Aux Etats-Unis, la situation est différente. Le marché du câble est verrouillé et son leader, Comcast, s’arroge sur son seul marché national la première place mondiale en nombre d’abonnés, devant Liberty Global. Cette situation explique d’ailleurs l’intérêt de Comcast pour les contenus qui lui permettent d’asseoir la suprématie de son réseau aux Etats-Unis tout en s’assurant d’exclusivités. Ainsi, après s’être accordé avec General Electric sur la cession progressive de ses 80 % dans NBC-Universal en 2009 et avoir racheté à Vivendi sa participation de 20 % dans NBC-Universal en 2010 (voir REM n°13, p.30), Comcast a racheté, le 13 février 2013, les 49 % de NBC-Universal qu’il ne détenait pas encore à General Electric, pour 16,7 milliards de dollars, devenant officiellement le quatrième groupe de médias américains derrière Walt Disney, News Corp. et Time Warner. Avec cette opération, Comcast prend le contrôle de NBC, l’un des quatre réseaux de chaînes aux Etats-Unis, ainsi que des chaînes MSNBC, Bravo, des studios de cinéma Universal et des parcs à thème du même nom.
Sources :
- « Télé payante : John Malone vient défier Rupert Murdoch au Royaume-Uni », Nicolas Madelaine, Les Echos, 7 février 2013.

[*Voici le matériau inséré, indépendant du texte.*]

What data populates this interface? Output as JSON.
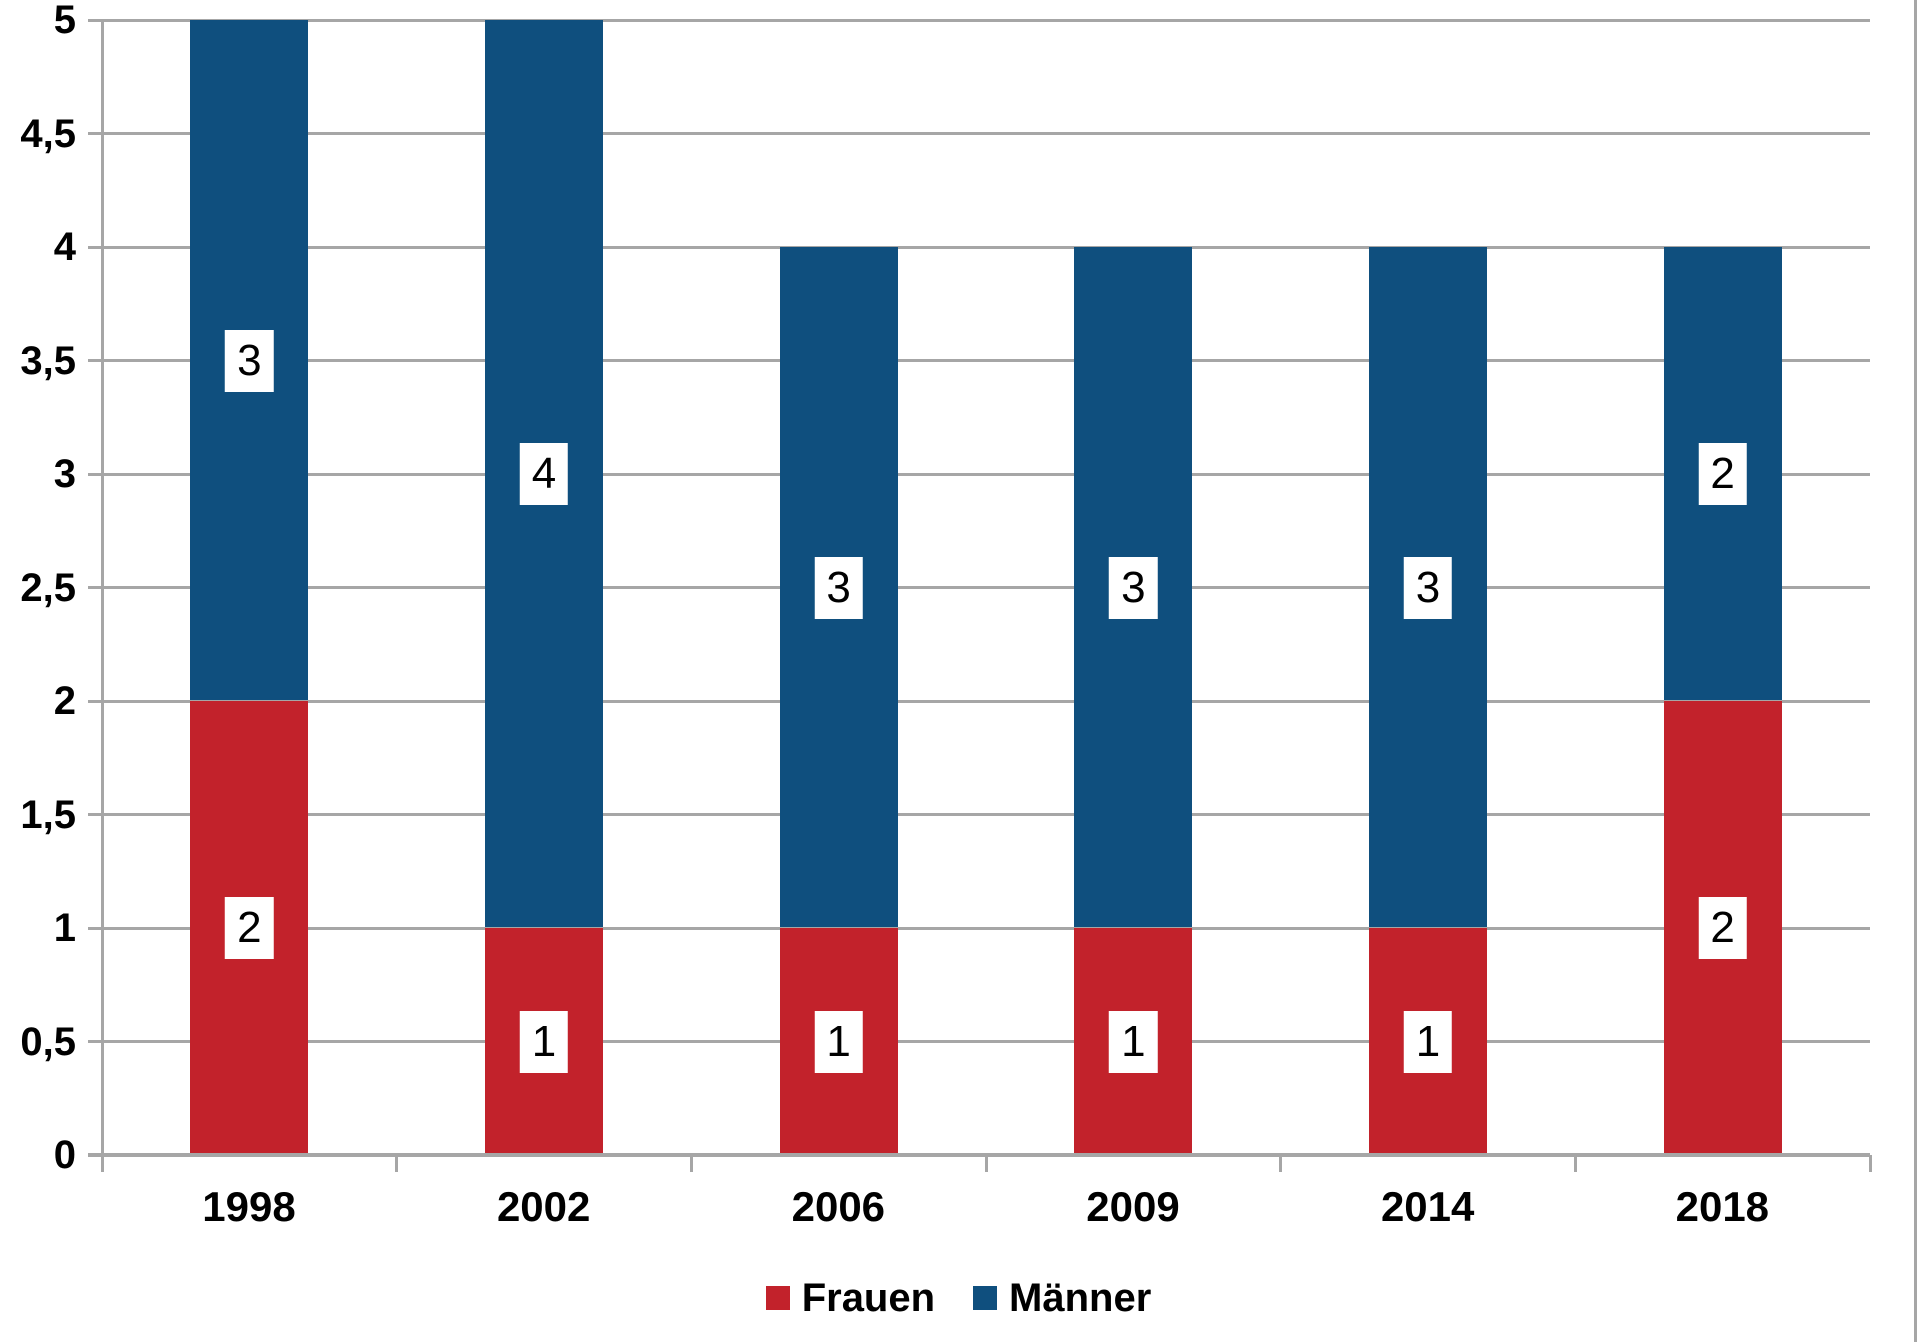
{
  "chart_data": {
    "type": "bar",
    "stacked": true,
    "title": "",
    "categories": [
      "1998",
      "2002",
      "2006",
      "2009",
      "2014",
      "2018"
    ],
    "series": [
      {
        "name": "Frauen",
        "color": "#C2222B",
        "values": [
          2,
          1,
          1,
          1,
          1,
          2
        ]
      },
      {
        "name": "Männer",
        "color": "#0F4F7E",
        "values": [
          3,
          4,
          3,
          3,
          3,
          2
        ]
      }
    ],
    "data_labels": {
      "Frauen": [
        "2",
        "1",
        "1",
        "1",
        "1",
        "2"
      ],
      "Männer": [
        "3",
        "4",
        "3",
        "3",
        "3",
        "2"
      ]
    },
    "xlabel": "",
    "ylabel": "",
    "ylim": [
      0,
      5
    ],
    "ytick_step": 0.5,
    "ytick_labels": [
      "0",
      "0,5",
      "1",
      "1,5",
      "2",
      "2,5",
      "3",
      "3,5",
      "4",
      "4,5",
      "5"
    ],
    "grid": true,
    "legend_position": "bottom",
    "legend_entries": [
      "Frauen",
      "Männer"
    ]
  },
  "colors": {
    "frauen": "#C2222B",
    "maenner": "#0F4F7E",
    "gridline": "#A6A6A6",
    "axis": "#A6A6A6",
    "label_text": "#000000",
    "data_label_bg": "#FFFFFF",
    "background": "#FFFFFF"
  }
}
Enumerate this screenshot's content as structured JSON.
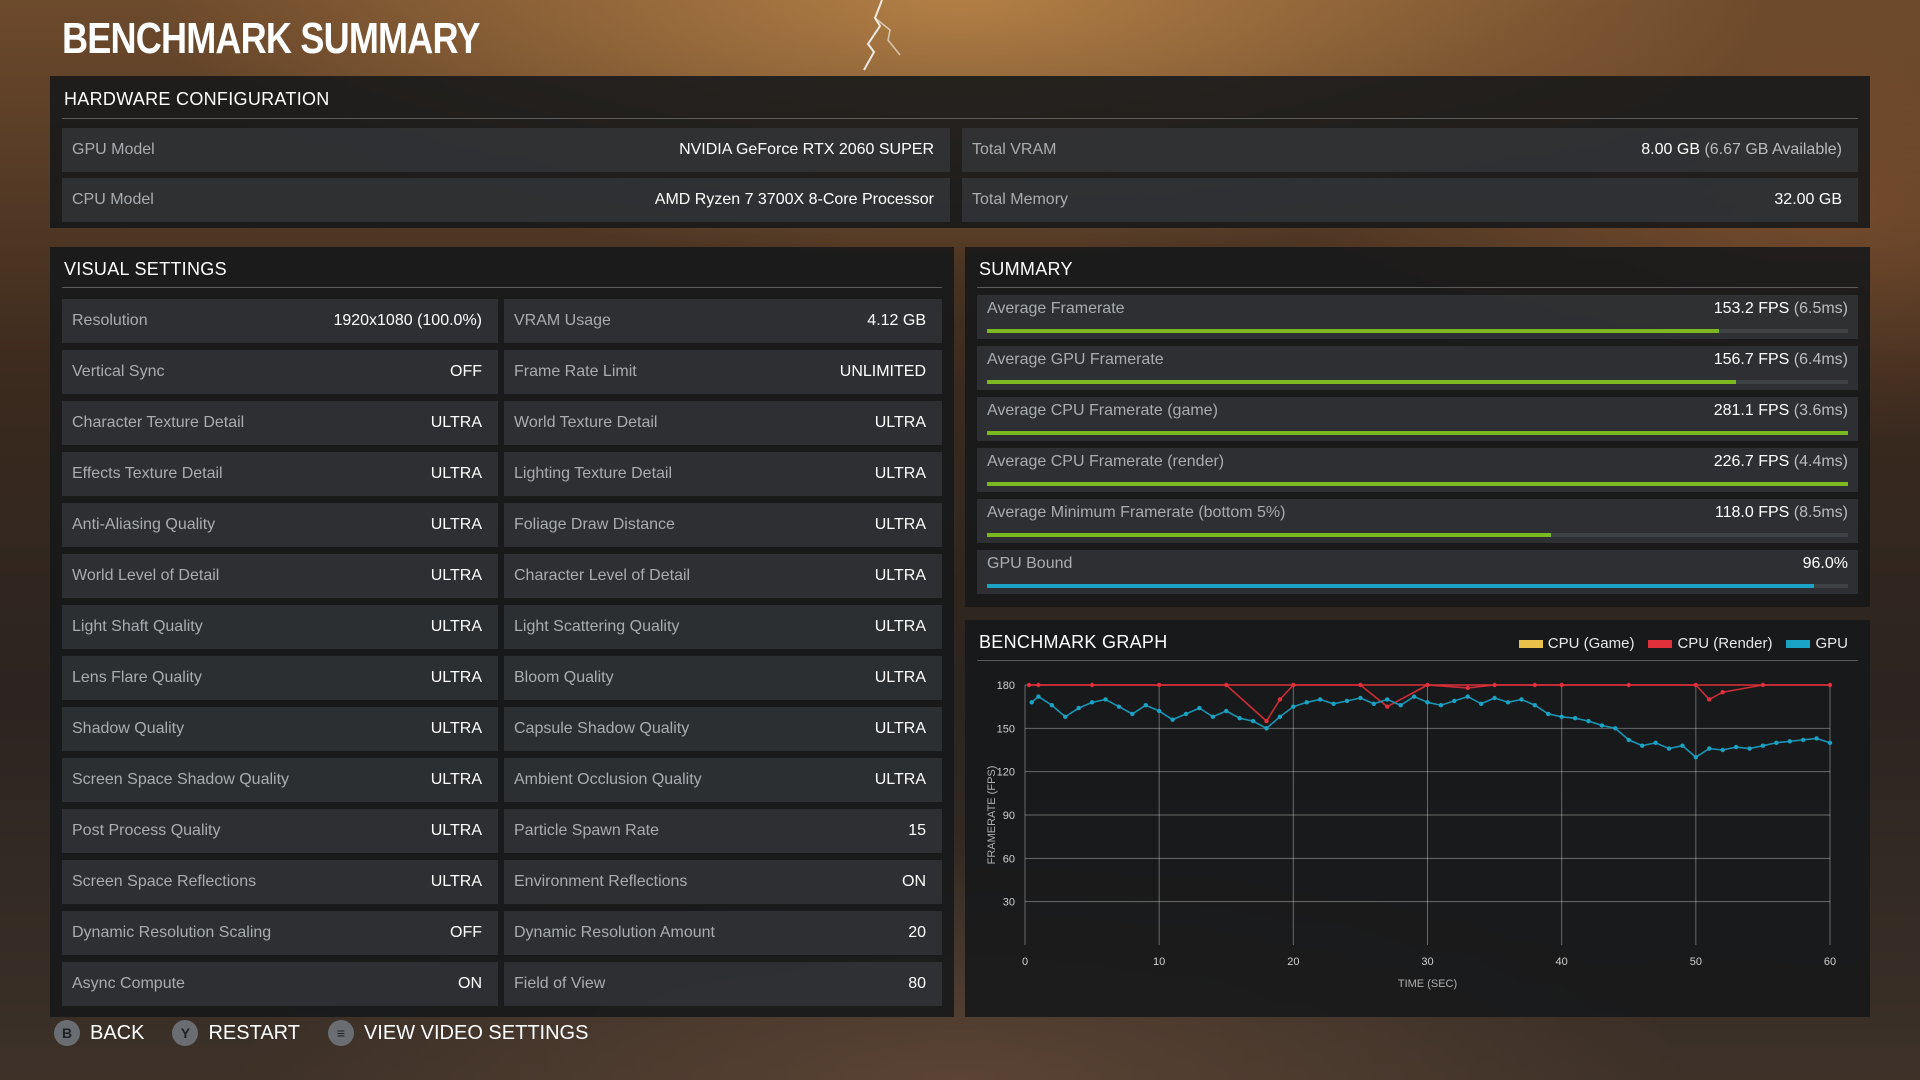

- « L’achat de Virgin Media relance la spéculation dans le câble », Marie- Cécile Renault, Le Figaro, 7 février 2013.
- « Comcast seul maître à bord de NBC Universal », Grégoire Poussielgue, Les Echos, 14 février 2013.
- « La revanche des câblo-opérateurs », Marie-Cécile Renault, Le Figaro, 19 février 2013.
- « Malone accélère les rachats dans le câble européen », Le Figaro, 30 mars 2013.